Sometimes, those sorts of conversations are worth it. Most of the time, they would be better in person. But here are a few things I truly believe, going in and coming out of that usually avoided conversation:
  • We should be talking to people who are more conservative and more liberal than we are, especially if they share our faith. We might find we use the same words to talk about different things. My troll-y self knew we had different sets of beliefs about what we mean when using the word "Bible" for example. We do a great disservice to ourselves, though, if we can't figure out how to at least talk to each other--even if we walk away pretty sure the other person needs some divine intervention. 
  • Community matters. This goes hand in hand with the first one. We should be in and maintain relationship with people different from us. It might be people we once sat alongside in class. It might be the neighbor whose music drives us nuts. But we need those bonds of community to help us continue conversations. 
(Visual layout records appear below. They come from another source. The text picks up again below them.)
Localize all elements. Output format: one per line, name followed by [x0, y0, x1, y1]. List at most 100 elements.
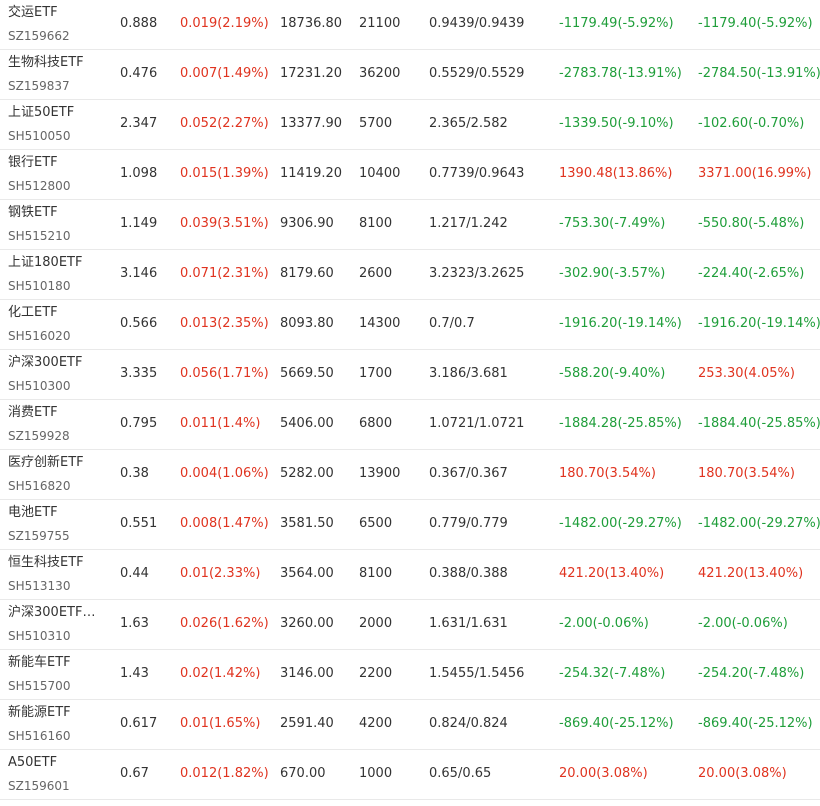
price: 0.795 — [120, 416, 158, 431]
quantity: 21100 — [359, 16, 401, 31]
cost-price: 0.779/0.779 — [429, 516, 508, 531]
total-pnl: 180.70(3.54%) — [698, 466, 795, 481]
etf-code: SH516160 — [8, 729, 71, 743]
cost-price: 1.217/1.242 — [429, 216, 508, 231]
cost-price: 1.0721/1.0721 — [429, 416, 525, 431]
price: 3.146 — [120, 266, 158, 281]
etf-name: 电池ETF — [8, 505, 58, 520]
cost-price: 0.5529/0.5529 — [429, 66, 525, 81]
etf-code: SZ159662 — [8, 29, 70, 43]
quantity: 13900 — [359, 466, 401, 481]
total-pnl: -550.80(-5.48%) — [698, 216, 805, 231]
table-row[interactable]: 医疗创新ETF SH516820 0.38 0.004(1.06%) 5282.00 13… — [0, 450, 820, 500]
etf-code: SH515210 — [8, 229, 71, 243]
market-value: 8093.80 — [280, 316, 334, 331]
table-row[interactable]: 钢铁ETF SH515210 1.149 0.039(3.51%) 9306.90 810… — [0, 200, 820, 250]
table-row[interactable]: 沪深300ETF… SH510310 1.63 0.026(1.62%) 3260.00… — [0, 600, 820, 650]
market-value: 2591.40 — [280, 716, 334, 731]
market-value: 13377.90 — [280, 116, 343, 131]
quantity: 4200 — [359, 716, 393, 731]
quantity: 2000 — [359, 616, 393, 631]
total-pnl: 421.20(13.40%) — [698, 566, 804, 581]
quantity: 6500 — [359, 516, 393, 531]
daily-change: 0.011(1.4%) — [180, 416, 261, 431]
table-row[interactable]: 银行ETF SH512800 1.098 0.015(1.39%) 11419.20 10… — [0, 150, 820, 200]
table-row[interactable]: 电池ETF SZ159755 0.551 0.008(1.47%) 3581.50 650… — [0, 500, 820, 550]
table-row[interactable]: 交运ETF SZ159662 0.888 0.019(2.19%) 18736.80 21… — [0, 0, 820, 50]
position-pnl: -1884.28(-25.85%) — [559, 416, 682, 431]
etf-code: SH510180 — [8, 279, 71, 293]
quantity: 2200 — [359, 666, 393, 681]
market-value: 11419.20 — [280, 166, 343, 181]
position-pnl: -753.30(-7.49%) — [559, 216, 666, 231]
daily-change: 0.007(1.49%) — [180, 66, 269, 81]
quantity: 36200 — [359, 66, 401, 81]
etf-name: A50ETF — [8, 755, 58, 770]
market-value: 5406.00 — [280, 416, 334, 431]
total-pnl: 20.00(3.08%) — [698, 766, 787, 781]
table-row[interactable]: 上证50ETF SH510050 2.347 0.052(2.27%) 13377.90… — [0, 100, 820, 150]
total-pnl: -254.20(-7.48%) — [698, 666, 805, 681]
table-row[interactable]: 沪深300ETF SH510300 3.335 0.056(1.71%) 5669.50… — [0, 350, 820, 400]
position-pnl: 1390.48(13.86%) — [559, 166, 673, 181]
etf-name: 生物科技ETF — [8, 55, 84, 70]
table-row[interactable]: 化工ETF SH516020 0.566 0.013(2.35%) 8093.80 143… — [0, 300, 820, 350]
price: 0.551 — [120, 516, 158, 531]
quantity: 1700 — [359, 366, 393, 381]
total-pnl: -869.40(-25.12%) — [698, 716, 813, 731]
etf-code: SZ159755 — [8, 529, 70, 543]
cost-price: 0.7739/0.9643 — [429, 166, 525, 181]
total-pnl: -1179.40(-5.92%) — [698, 16, 813, 31]
total-pnl: 3371.00(16.99%) — [698, 166, 812, 181]
market-value: 17231.20 — [280, 66, 343, 81]
etf-code: SH516020 — [8, 329, 71, 343]
market-value: 3564.00 — [280, 566, 334, 581]
etf-name: 沪深300ETF… — [8, 605, 96, 620]
total-pnl: -1482.00(-29.27%) — [698, 516, 820, 531]
total-pnl: 253.30(4.05%) — [698, 366, 795, 381]
quantity: 6800 — [359, 416, 393, 431]
market-value: 3581.50 — [280, 516, 334, 531]
etf-code: SH510300 — [8, 379, 71, 393]
total-pnl: -2.00(-0.06%) — [698, 616, 788, 631]
cost-price: 1.5455/1.5456 — [429, 666, 525, 681]
daily-change: 0.039(3.51%) — [180, 216, 269, 231]
position-pnl: -1482.00(-29.27%) — [559, 516, 682, 531]
table-row[interactable]: 生物科技ETF SZ159837 0.476 0.007(1.49%) 17231.20… — [0, 50, 820, 100]
etf-code: SH512800 — [8, 179, 71, 193]
cost-price: 2.365/2.582 — [429, 116, 508, 131]
table-row[interactable]: 上证180ETF SH510180 3.146 0.071(2.31%) 8179.60… — [0, 250, 820, 300]
etf-code: SZ159837 — [8, 79, 70, 93]
table-row[interactable]: 消费ETF SZ159928 0.795 0.011(1.4%) 5406.00 6800… — [0, 400, 820, 450]
quantity: 8100 — [359, 216, 393, 231]
position-pnl: -1916.20(-19.14%) — [559, 316, 682, 331]
market-value: 5282.00 — [280, 466, 334, 481]
cost-price: 3.186/3.681 — [429, 366, 508, 381]
table-row[interactable]: 恒生科技ETF SH513130 0.44 0.01(2.33%) 3564.00 810… — [0, 550, 820, 600]
etf-code: SH516820 — [8, 479, 71, 493]
position-pnl: -302.90(-3.57%) — [559, 266, 666, 281]
etf-code: SH515700 — [8, 679, 71, 693]
etf-name: 恒生科技ETF — [8, 555, 84, 570]
price: 0.38 — [120, 466, 149, 481]
market-value: 3146.00 — [280, 666, 334, 681]
etf-name: 钢铁ETF — [8, 205, 58, 220]
price: 1.098 — [120, 166, 158, 181]
etf-name: 医疗创新ETF — [8, 455, 84, 470]
position-pnl: -1179.49(-5.92%) — [559, 16, 674, 31]
table-row[interactable]: A50ETF SZ159601 0.67 0.012(1.82%) 670.00 1000… — [0, 750, 820, 800]
table-row[interactable]: 新能源ETF SH516160 0.617 0.01(1.65%) 2591.40 420… — [0, 700, 820, 750]
price: 0.566 — [120, 316, 158, 331]
table-row[interactable]: 新能车ETF SH515700 1.43 0.02(1.42%) 3146.00 2200… — [0, 650, 820, 700]
etf-code: SH510050 — [8, 129, 71, 143]
etf-code: SZ159601 — [8, 779, 70, 793]
price: 3.335 — [120, 366, 158, 381]
market-value: 8179.60 — [280, 266, 334, 281]
price: 0.888 — [120, 16, 158, 31]
position-pnl: -1339.50(-9.10%) — [559, 116, 674, 131]
position-pnl: -2.00(-0.06%) — [559, 616, 649, 631]
cost-price: 0.9439/0.9439 — [429, 16, 525, 31]
total-pnl: -224.40(-2.65%) — [698, 266, 805, 281]
position-pnl: 421.20(13.40%) — [559, 566, 665, 581]
daily-change: 0.02(1.42%) — [180, 666, 261, 681]
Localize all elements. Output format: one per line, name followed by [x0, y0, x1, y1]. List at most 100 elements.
  • Conversations should continue. The least troll-y thing I did was say something to someone I would be glad to see in real life. If something is one way, then it's not conversation. The conversation matters. We can listen to ourselves talk all we want on any given day. It doesn't actually do much good. 
  • Speaking up matters. Side conversations came from the primary conversation. They were good conversations, too. They were needed conversations, too. On social media, in coffee shops in grocery store lines--you never know who's listening. You never know who might need to hear what you're saying. You never know when, exactly, the Spirit might create something amazing.
  • Speaking up matters differently if you're you're privileged. I've been told I'm going to hell for a variety of reasons, but never because of my sexual orientation or gender identity. I'm a little farther right on the Kinsey scale than some, but decidedly a cisgendered, heterosexual female. I also can keep my temper in check when others can't. That means I'm highly unlikely to end up in tears or feeling absolutely terrible when someone gets nasty in a fight about same-sex marriage. I care about the subject deeply, but it's not a conversation about the validity or sinfulness of my relationship. I owe it to my friends for whom those things are not true to speak up when they can't--and to move aside when they're ready to speak. 
So there's my confession from the day I kinda became a troll; sometimes, you just have to call bullshit.